Energieeffizienz und Komfort sind kompatibel

Mit einer klugen Gebäudeautomation kann die Energieeffizienz eines Gebäudes verbessert werden, indem unnötiger Verbrauch verhindert oder minimiert wird und die einzelnen Komponenten aufeinander abgestimmt werden. Dabei kann aber auch der Komfort erhöht werden, wie dies beispielsweise beim Auto schon längst gemacht wird.

Energieetiketten beim Auto oder bei elektrischen Geräten wie zum Beispiel bei Lampen oder Waschmaschinen sagen, ob deren Energieverbrauch hoch oder niedrig ist. Ähnliches zeigt der Energieausweis für Gebäude anhand einer Klassierung, welche energetische Qualität ein Gebäude aufweist. Erfasst wird dabei die Gesamtenergie (Energieverbrauch für Heizung, Haustechnik und elektrische Einrichtungen). Mit vernetzter, automatischer Betriebsweise der Haustechnik kann die Gesamtenergie eines Gebäudes verringert und damit die Energieeffizienz verbessert werden.

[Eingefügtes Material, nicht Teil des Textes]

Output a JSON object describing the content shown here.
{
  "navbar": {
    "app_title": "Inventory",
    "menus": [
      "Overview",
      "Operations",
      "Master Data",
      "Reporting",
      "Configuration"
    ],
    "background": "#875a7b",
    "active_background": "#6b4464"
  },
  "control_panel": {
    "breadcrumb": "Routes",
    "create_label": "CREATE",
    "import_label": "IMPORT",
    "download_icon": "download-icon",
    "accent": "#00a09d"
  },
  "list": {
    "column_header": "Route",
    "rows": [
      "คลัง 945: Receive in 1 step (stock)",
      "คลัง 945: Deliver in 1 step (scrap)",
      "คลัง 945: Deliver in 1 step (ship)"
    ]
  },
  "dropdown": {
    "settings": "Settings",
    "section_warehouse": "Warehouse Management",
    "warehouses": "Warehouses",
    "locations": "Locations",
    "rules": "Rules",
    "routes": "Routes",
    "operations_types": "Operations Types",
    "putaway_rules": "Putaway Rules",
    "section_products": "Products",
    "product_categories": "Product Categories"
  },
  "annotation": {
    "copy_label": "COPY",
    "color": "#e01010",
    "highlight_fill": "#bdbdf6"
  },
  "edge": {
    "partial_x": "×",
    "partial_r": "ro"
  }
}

Unnötigen Energieverbrauch verhindern
Es ist unbestritten, dass man mit automatisierten Abläufen – sprich Gebäudeautomation GA und Technischem Gebäudemanagement TGM – in der Gebäudetechnik Energie sparen und zugleich den Komfort erhöhen kann. Dabei geht es darum, unnötigen Energieverbrauch zu verhindern und dort wo es notwendig ist, diesen zu minimieren. Ideal sind gute bauphysikalische Begebenheiten beim Gebäude sowie moderne vernetzungsfähige Geräte und Systeme mit hohem Wirkungsgrad. Im Vergleich zum modernen Automobil, wo meist eine hohe Automationsintelligenz implantiert ist, findet man diesbezüglich auch in modernen Bauten häufig nicht viel. Untersuchungen zeigen aber, dass in Wohn- und Zweckbauten mit einer hochklassigen Gebäudeautomation nicht nur der Energieverbrauch reduziert, sondern auch der Komfort erhöht werden kann. Zusätzlich entstehen ökonomische Vorteile. Denn 80 % der Lebensdauerkosten fallen während der Betriebsphase eines Gebäudes an, davon sind etwa die Hälfte Energiekosten.

Gebäudeautomationsklassen
Mit der seit gut drei Jahren in der Schweiz gültigen SN EN 15232 = SIA 386/110 «Energieeffizienz von Gebäuden – Einfluss von Gebäudeautomation und Gebäudemanagement» kann ein Gebäude bezüglich seinem Automationsgrad in die Effizienzklasse A bis D gemäss Bild 1 klassiert werden. In dieser Norm werden Wohnhäuser und Nicht-Wohnhäuser unterschieden. Man beachte, dass diese GA-Effizienzklassen keine Energieeffizienzklassen sind, sondern sich nur auf das Ausstattungsniveau der Gebäudeautomation GA und des Technischen Gebäudemanagement TGM beziehen:

  • Klasse D: Das GA-System ist nicht effizient oder gar nicht vorhanden. Diese Gebäude sind zu modernisieren. Neue Gebäude dürfen nicht mit solchen GA-Systemen gebaut werden.
  • Klasse C: Standard-GA-System
  • Klasse B: Ein weiterentwickeltes GA-System mit einigen speziellen TGM-Funktionen. Gegenüber Klasse C müssen Raum-Regeleinrichtungen in der Lage sein, mit einem GA-System zu kommunizieren.
  • Klasse A: Ein hocheffizientes GA-System und TGM. Gegenüber Klasse B müssen die Regeleinrichtungen der HLK-Systeme bedarfsgeführt sein und gewerkeübergreifend mit der übrigen Gebäudetechnik (Elektrik, Licht, Verschattung) kommunizieren können.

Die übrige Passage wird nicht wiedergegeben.